Details
- Date: August 22, 2023; 2 years ago
- Location: Clark County, Ohio
- Coordinates: 39°59′12″N 83°52′56″W﻿ / ﻿39.9868°N 83.8823°W
- Incident type: School bus crash
- Cause: Failure to maintain lane.

Statistics
- Bus: School bus
- Passengers: 53
- Deaths: 1
- Injured: 26, including 23 hospitalizations

= 2023 Clark County, Ohio school bus crash =

On the morning of August 22, 2023, a school bus in Clark County, Ohio overturned off the side of the road, after being struck by a passenger van that crossed the centerline. One student died as a result of the collision, and 26 others were injured.

== Incident ==
On the morning of Tuesday, August 22, 2023, at approximately 8:15 am, a Northwestern Local Schools school bus transporting 52 elementary aged students on the first day of school was traveling westbound on Ohio State Route 41 near Lawrenceville. The driver of an eastbound Honda Odyssey, 36-year old Hermanio Joseph, crossed the centerline on the two-lane road, striking the driver side of the bus. The van scraped along the side of the bus until it made contact with the rear wheel, which caused the axle to break. This caused the bus to overturn into a culvert, just north of the impact.

First responders received 911 calls reporting the incident at approximately 8:16 am, and first responders began arriving at the scene of the accident 3 minutes after receiving the call. Aiden Clark, an 11-year-old boy was ejected from the bus, and died on the scene as a result, and was the only death attributed to the accident. Of the remaining 51 students on the bus, 13 were transported to local area hospitals by ambulance, and 10 by personal means. The driver of the school bus suffered minor injuries, and was not transported to the hospital. Both the driver of the van, Joseph, and a passenger inside the van were transported to Springfield Regional Medical Center with non-life-threatening injuries. Two helicopters that had been called in were canceled.

== Aftermath ==
Shortly after the accident, first responders struggled with securing the scene. Bystanders were "attempting to overturn the bus", and parents began arriving on the scene and attempting to take their children before they were cleared by medical personnel. Despite the school district's emergency operation plan (EOP) specifying that reunification efforts be made at a nearby church, the school directed students to be transported to the nearby fire station for reunification, causing further confusion. As a result, "the ensuing congestion interfered with the station’s ability to respond to other calls."

The school district canceled school the following day, and made grief counselors at local schools available students, staff, and community. The school district also canceled school the following Monday so that members of the community could attend the memorial service that was held for Aiden Clark.

It was later found that Joseph, a legal Haitian immigrant, did not have a valid Ohio Driver's license at the time of the accident. Politicians such as former president Donald Trump, senator JD Vance, and Ohio attorney general Dave Yost invoked the incident while advocating for their anti-immigration stances and policies. Nathan Clark, Aidan Clark's father, denounced the use of his son's death for political gain at a Springfield, Ohio town hall meeting saying "This needs to stop now” “They can vomit all the hate they want about illegal immigrants, the border crisis and even untrue claims about fluffy pets being ravaged and eaten by community members. However, they are not allowed, nor have they ever been allowed, to mention Aiden Clark from Springfield, Ohio. I will listen to them one more time to hear their apologies."

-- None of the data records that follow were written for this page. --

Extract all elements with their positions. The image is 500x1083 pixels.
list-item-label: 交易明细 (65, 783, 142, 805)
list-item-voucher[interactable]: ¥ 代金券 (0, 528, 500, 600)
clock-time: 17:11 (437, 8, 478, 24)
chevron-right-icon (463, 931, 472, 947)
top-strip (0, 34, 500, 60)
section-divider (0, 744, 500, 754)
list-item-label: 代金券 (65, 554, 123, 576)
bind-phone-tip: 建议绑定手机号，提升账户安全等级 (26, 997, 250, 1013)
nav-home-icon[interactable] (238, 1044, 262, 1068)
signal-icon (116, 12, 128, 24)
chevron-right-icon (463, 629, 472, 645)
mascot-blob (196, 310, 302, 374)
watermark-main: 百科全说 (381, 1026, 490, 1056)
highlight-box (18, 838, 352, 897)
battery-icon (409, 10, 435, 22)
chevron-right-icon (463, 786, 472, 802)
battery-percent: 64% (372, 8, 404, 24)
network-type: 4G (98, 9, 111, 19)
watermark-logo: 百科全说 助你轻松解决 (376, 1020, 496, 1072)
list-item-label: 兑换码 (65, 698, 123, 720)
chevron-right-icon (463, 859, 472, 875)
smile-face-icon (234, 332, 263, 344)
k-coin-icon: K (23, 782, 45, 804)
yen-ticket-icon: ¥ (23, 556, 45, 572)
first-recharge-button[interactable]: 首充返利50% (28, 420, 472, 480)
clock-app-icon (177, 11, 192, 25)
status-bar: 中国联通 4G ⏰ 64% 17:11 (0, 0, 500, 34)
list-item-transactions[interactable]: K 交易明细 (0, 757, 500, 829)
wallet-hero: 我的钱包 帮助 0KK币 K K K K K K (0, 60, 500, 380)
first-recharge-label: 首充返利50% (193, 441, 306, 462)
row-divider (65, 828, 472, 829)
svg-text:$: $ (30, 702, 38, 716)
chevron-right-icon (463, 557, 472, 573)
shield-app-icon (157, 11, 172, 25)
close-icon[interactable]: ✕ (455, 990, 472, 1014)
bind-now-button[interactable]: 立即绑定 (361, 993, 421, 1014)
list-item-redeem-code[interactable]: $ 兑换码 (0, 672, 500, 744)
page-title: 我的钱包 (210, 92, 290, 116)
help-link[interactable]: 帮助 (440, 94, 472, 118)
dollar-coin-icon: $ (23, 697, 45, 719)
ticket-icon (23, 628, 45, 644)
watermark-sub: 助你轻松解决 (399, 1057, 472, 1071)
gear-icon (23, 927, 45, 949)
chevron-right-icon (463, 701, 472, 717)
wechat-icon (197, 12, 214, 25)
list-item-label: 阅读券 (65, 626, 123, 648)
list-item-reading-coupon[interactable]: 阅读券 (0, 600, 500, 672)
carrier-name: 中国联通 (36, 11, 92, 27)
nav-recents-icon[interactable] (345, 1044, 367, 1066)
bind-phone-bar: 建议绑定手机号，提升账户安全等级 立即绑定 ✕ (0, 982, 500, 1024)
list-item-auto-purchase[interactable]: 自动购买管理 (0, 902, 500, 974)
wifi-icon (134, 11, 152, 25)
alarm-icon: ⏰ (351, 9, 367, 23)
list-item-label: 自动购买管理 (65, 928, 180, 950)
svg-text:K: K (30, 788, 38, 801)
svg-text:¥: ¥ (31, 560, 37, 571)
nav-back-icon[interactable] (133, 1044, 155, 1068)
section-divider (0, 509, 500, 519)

== Investigation and legal proceedings ==
During court, inward and outward facing footage of the accident was shown, showing the van crossing the center line and striking the bus. Joseph testified that he attempted to avoid the collision, but prosecutors provided data from the Ohio State Highway Patrol investigation showing he was speeding and did not brake before striking the bus. Nathan Clark, Aidan Clark's father, provided an impact statement during the proceedings. Joseph was convicted May 1, 2024, of first-degree felony involuntary manslaughter and fourth-degree felony vehicular homicide. He was sentenced to 9 to 13.5 years in prison, with 2 to 5 years of post-release control after serving the time.